In short: North Carolina requires doctors to make many disclosures beyond those which are strictly medical before they provide abortion care.  North Carolina even requires that doctors perform real-time imaging and simultaneous explanations of that imaging to patients who do not want to see and hear those images and explanations.  But State law specifically states a patient’s right to refuse to see the images and hear the simultaneous explanations.

d. Abortion Care for Minors

Those under 18 years old and not emancipated from their parents must ordinarily have parental consent for abortion care in North Carolina.  The relevant statute is N.C. Gen. Stat. § 90-21.7; it requires the written consent of the patient and someone else who is (a) a parent with custody; (b) a legal guardian or custodian; (c) a parent with whom the patient lives; or (d) a grandparent with whom the patient has been living for at least six months prior to the date of written consent for abortion care.

A minor may petition the court, either on their own behalf or through a guardian ad litem, for a waiver of the consent requirement if the people who must otherwise give their consent are unavailable or refuse to give consent, or if they choose not to seek their consent.

e.
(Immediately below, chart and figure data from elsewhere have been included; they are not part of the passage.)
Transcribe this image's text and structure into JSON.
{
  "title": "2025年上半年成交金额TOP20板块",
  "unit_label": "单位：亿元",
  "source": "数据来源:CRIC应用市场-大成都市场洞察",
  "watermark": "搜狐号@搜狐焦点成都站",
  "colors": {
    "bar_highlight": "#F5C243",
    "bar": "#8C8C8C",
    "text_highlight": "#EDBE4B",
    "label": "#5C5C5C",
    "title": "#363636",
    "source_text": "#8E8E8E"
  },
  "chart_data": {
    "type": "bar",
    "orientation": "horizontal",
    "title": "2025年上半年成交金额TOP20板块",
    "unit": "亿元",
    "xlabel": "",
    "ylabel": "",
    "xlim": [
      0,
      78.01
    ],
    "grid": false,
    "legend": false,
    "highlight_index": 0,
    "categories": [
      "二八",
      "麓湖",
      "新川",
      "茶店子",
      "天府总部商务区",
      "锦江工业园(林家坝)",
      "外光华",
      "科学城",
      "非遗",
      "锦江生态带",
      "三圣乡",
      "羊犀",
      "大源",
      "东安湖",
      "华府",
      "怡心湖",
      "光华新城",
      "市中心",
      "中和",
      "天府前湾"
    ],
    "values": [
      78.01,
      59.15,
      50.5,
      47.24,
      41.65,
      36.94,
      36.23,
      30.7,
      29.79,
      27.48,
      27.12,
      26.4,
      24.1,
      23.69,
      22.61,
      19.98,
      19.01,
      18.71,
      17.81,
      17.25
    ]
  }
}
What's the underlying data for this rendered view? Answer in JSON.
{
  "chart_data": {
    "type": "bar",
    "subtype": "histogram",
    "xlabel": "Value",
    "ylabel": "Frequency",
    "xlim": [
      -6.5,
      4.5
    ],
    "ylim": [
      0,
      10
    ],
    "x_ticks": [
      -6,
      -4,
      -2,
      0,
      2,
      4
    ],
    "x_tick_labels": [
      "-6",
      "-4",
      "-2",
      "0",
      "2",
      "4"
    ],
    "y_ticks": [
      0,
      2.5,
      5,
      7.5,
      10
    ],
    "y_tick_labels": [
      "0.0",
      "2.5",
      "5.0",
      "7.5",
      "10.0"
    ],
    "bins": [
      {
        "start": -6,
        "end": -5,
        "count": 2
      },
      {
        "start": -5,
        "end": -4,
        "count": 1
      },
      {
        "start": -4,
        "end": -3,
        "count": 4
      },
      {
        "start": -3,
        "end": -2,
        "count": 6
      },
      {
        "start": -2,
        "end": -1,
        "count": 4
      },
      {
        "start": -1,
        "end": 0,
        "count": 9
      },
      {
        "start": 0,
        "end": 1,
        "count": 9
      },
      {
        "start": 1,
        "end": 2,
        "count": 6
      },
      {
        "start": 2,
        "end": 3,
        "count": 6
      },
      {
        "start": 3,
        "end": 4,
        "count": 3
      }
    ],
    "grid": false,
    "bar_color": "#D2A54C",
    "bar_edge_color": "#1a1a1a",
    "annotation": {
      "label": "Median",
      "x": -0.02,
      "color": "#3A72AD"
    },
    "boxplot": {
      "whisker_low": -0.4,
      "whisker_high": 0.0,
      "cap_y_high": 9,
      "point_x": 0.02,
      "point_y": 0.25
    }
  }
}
Conclusion

The decision to seek abortion care is a personal one that concerns you, your doctor, and no one else. No one can force you to have an abortion, and no one can prevent you from having an abortion as long as you are within the legal time constraints for obtaining abortion care in North Carolina.  Patients and doctors are both required to comply with restrictions and regulations like wait times and ensuring receipt of state-mandated content.  Understanding the legal landscape and specific requirements of abortion care in North Carolina is an important step for patients and providers alike.